Üzerinde bu halleri sürekli bulundurarak şeytanla savaşma işlemini yerine getirmek ihramın anlayışında yatan düşüncedir. İşte bu halleri bulunduran kişi ihrama bürünmüş demektir. Bu bürünme eylemi ise huzur ve saadetin temeli olacaktır. Bunu en çağdaş ve ileri hayvanlık seviyesinde debelenen varlıklar bile gayet açık ve net görebilirler.
Gel gelelim ihrama bürünmeden önce ne yapmak gerektiğine. Her çağdaş ve ileri hayvanlık seviyesindeki varlık ihrama bürünse, Rahman’ın evine gitse bu hal gerçekleşir mi, huzur ve saadetin temeli atılmış olur mu? Eğer olursa şimdiye kadar bunca hac yolcusu neden atamadı bu temelleri?

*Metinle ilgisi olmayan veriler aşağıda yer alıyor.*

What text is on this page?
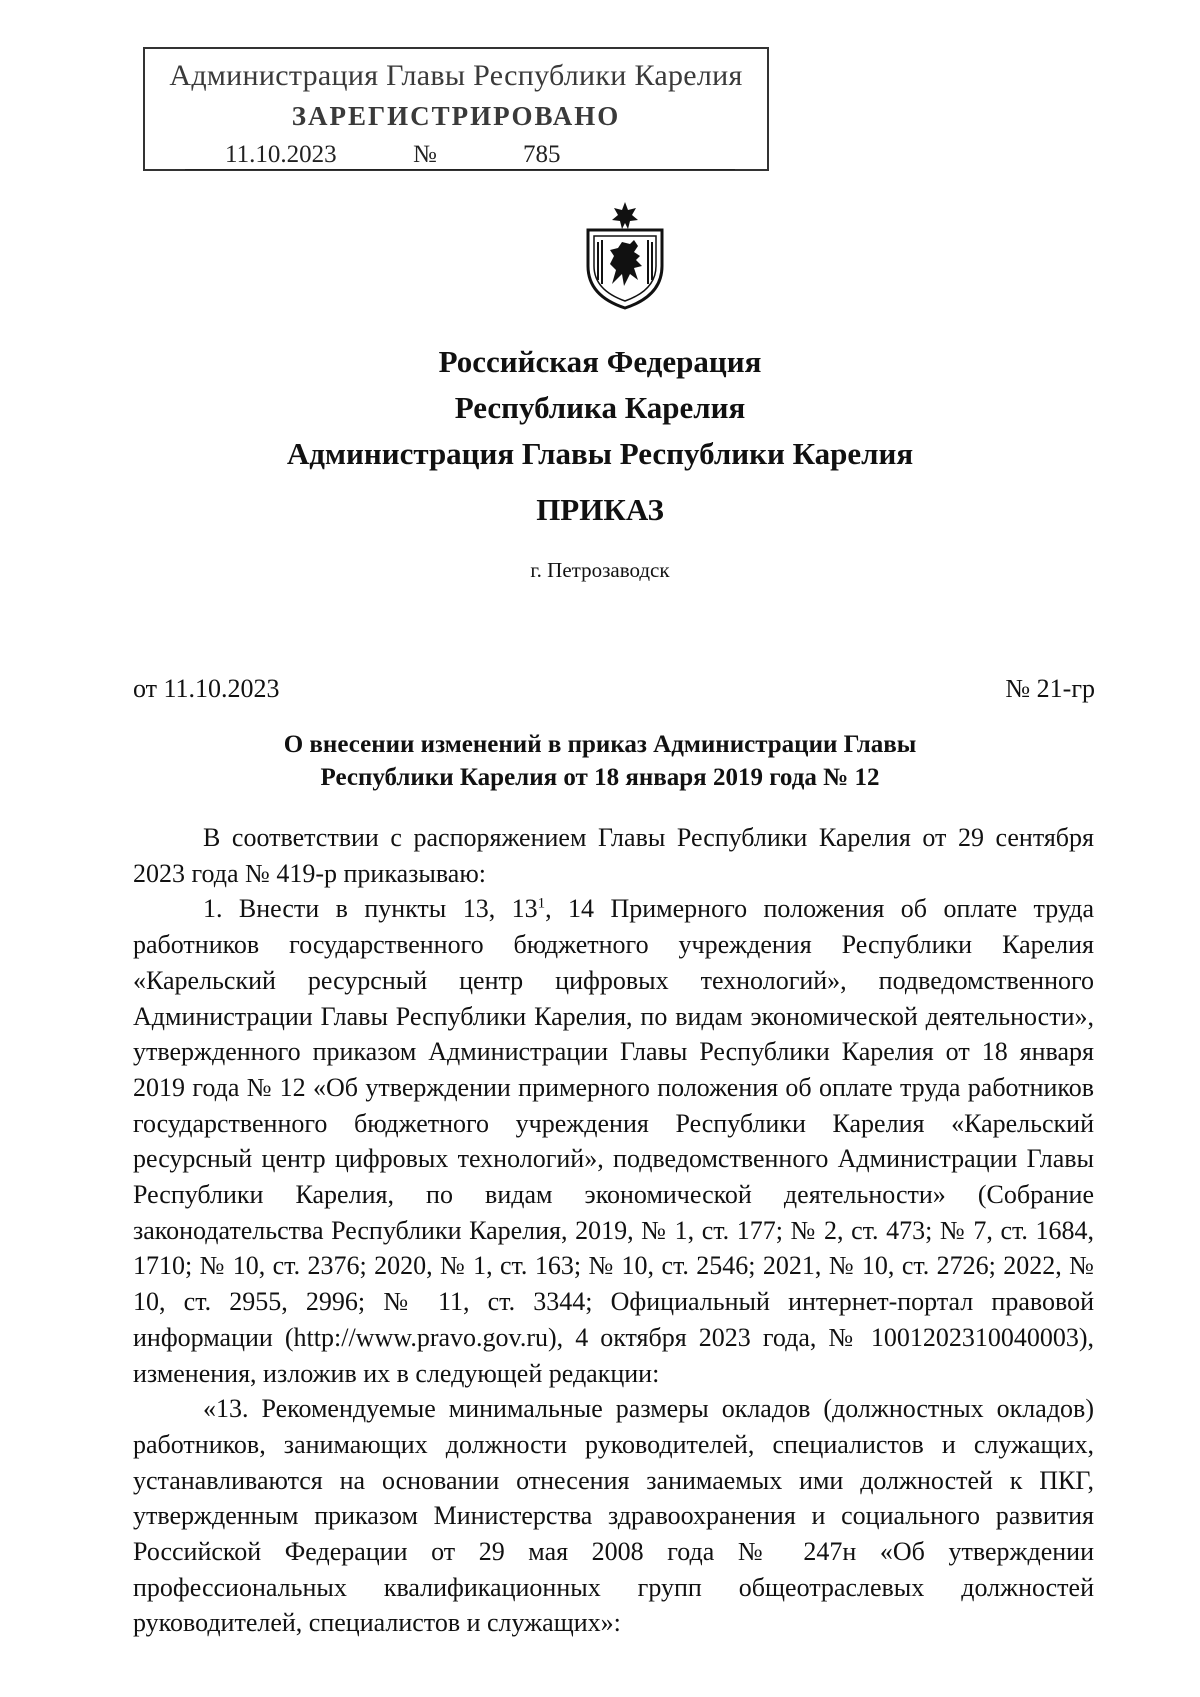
Администрация Главы Республики Карелия
ЗАРЕГИСТРИРОВАНО
11.10.2023	№	785
Российская Федерация
Республика Карелия
Администрация Главы Республики Карелия
ПРИКАЗ
г. Петрозаводск
от 11.10.2023	№ 21-гр
О внесении изменений в приказ Администрации Главы
Республики Карелия от 18 января 2019 года № 12

В соответствии с распоряжением Главы Республики Карелия от 29 сентября 2023 года № 419-р приказываю:

1. Внести в пункты 13, $13^1$, 14 Примерного положения об оплате труда работников государственного бюджетного учреждения Республики Карелия «Карельский ресурсный центр цифровых технологий», подведомственного Администрации Главы Республики Карелия, по видам экономической деятельности», утвержденного приказом Администрации Главы Республики Карелия от 18 января 2019 года № 12 «Об утверждении примерного положения об оплате труда работников государственного бюджетного учреждения Республики Карелия «Карельский ресурсный центр цифровых технологий», подведомственного Администрации Главы Республики Карелия, по видам экономической деятельности» (Собрание законодательства Республики Карелия, 2019, № 1, ст. 177; № 2, ст. 473; № 7, ст. 1684, 1710; № 10, ст. 2376; 2020, № 1, ст. 163; № 10, ст. 2546; 2021, № 10, ст. 2726; 2022, № 10, ст. 2955, 2996; № 11, ст. 3344; Официальный интернет-портал правовой информации (http://www.pravo.gov.ru), 4 октября 2023 года, № 1001202310040003), изменения, изложив их в следующей редакции:

«13. Рекомендуемые минимальные размеры окладов (должностных окладов) работников, занимающих должности руководителей, специалистов и служащих, устанавливаются на основании отнесения занимаемых ими должностей к ПКГ, утвержденным приказом Министерства здравоохранения и социального развития Российской Федерации от 29 мая 2008 года № 247н «Об утверждении профессиональных квалификационных групп общеотраслевых должностей руководителей, специалистов и служащих»:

Öncelikle ihram adayı namaz kılmadan aldığı abdeste baksın, abdest suyunda haram var mı? Peki, evde bu kirli su ile pişen yemeği yiyen hangi bünye oruç tutar? Sahurlarımızla, iftarlarımızı kirletmeye kimin hakkı var? Peki, kredi ile aldığımız evlerdeki faiz, koltuklarımıza yaydığımız organımızın tam altında kalmıyor mu? Bu sadece bedenimizi büyütme şeklimizin bir örneği! Peki; ihrama girme sebebimiz hacca gitmek değil mi? Hangi haramlarla bunu finanse etmekteyiz? Yani haramla ihrama bürünmekteyiz. Dolayısıyla ihramın şartları tam tersinden işlemektedir. Hâlbuki haccın ilk şartı yol bulabilmektir -anlamı da şeytanla savaştır-. Haramla bulunan yol, haram değil midir? Nasıl gideceğini merak edenlere hacca yol bulabilenin gitmesinin farz olduğunu hatırlatırım. Ve unutmamak gerekir ki hiçbir farz bünyesinde haram bulundurmaz.

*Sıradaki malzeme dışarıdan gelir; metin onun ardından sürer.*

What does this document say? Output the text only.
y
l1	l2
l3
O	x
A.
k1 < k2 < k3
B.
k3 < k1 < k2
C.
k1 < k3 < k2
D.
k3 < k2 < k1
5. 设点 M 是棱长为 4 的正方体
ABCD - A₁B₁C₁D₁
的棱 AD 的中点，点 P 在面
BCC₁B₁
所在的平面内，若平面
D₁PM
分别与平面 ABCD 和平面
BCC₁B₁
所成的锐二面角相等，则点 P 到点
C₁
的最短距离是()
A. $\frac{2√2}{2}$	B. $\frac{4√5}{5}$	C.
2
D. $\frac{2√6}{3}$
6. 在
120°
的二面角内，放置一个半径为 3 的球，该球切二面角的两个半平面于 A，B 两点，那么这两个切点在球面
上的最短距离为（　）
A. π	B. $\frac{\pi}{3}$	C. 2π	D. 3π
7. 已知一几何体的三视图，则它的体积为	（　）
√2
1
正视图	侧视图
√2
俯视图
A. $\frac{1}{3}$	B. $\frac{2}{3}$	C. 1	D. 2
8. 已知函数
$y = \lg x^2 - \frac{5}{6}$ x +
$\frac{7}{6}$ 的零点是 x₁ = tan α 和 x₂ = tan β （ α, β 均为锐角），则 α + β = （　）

Haramla ihrama bürünmeye yeltenmek adeta Allah’a işini öğretmeye çalışmaya benzer. Şeytanla savaş işinde şeytana -bilerek, bilmeyerek- neferlik yapmak Allah’ın affedeceği bir iş değildir. Çünkü Allah kulundan farkındalık ister. Hayatı haramlarla çepeçevre olmuş kişinin ihram bezine sarılması Allah ile alaydan başka bir şey ifade etmez. Haramla ihrama bürünen kişilerin en belirgin özellikleri Allah’ın davasından başka davalara sarılırlar. Çünkü üzerlerindeki ihram onlarda ters etki bırakır. Allah’ın davası başka davalara mahkûmmuş da batıl davalara sarılmazlarsa üzerlerindeki ihram düşecekmiş korkusu ile hareket ederler. Haramla ihrama bürünen kişi Allah’ın davasındaki her şeyi aslında başka bir sistemle de hakim olabilecekmiş gibi yanlış ve yalan fikirlere kapılırlar. Balık baştan kokar misali bu gibi kimselerin elle tutulur yanları kalmamıştır. Bu mesele Haşr Suresinde söylenen dağların durumu gibidir. Emri eğer dağlar alacak olsa Allah’a olan haşyetlerinden paramparça olacaklarken insanoğlunun bu pervasızlığı acayiptir.
Seçim bizlere ait! Ya haramlara karşı ihrama bürünürüz ya da hakkı saptırarak haramla ihrama bürünürüz!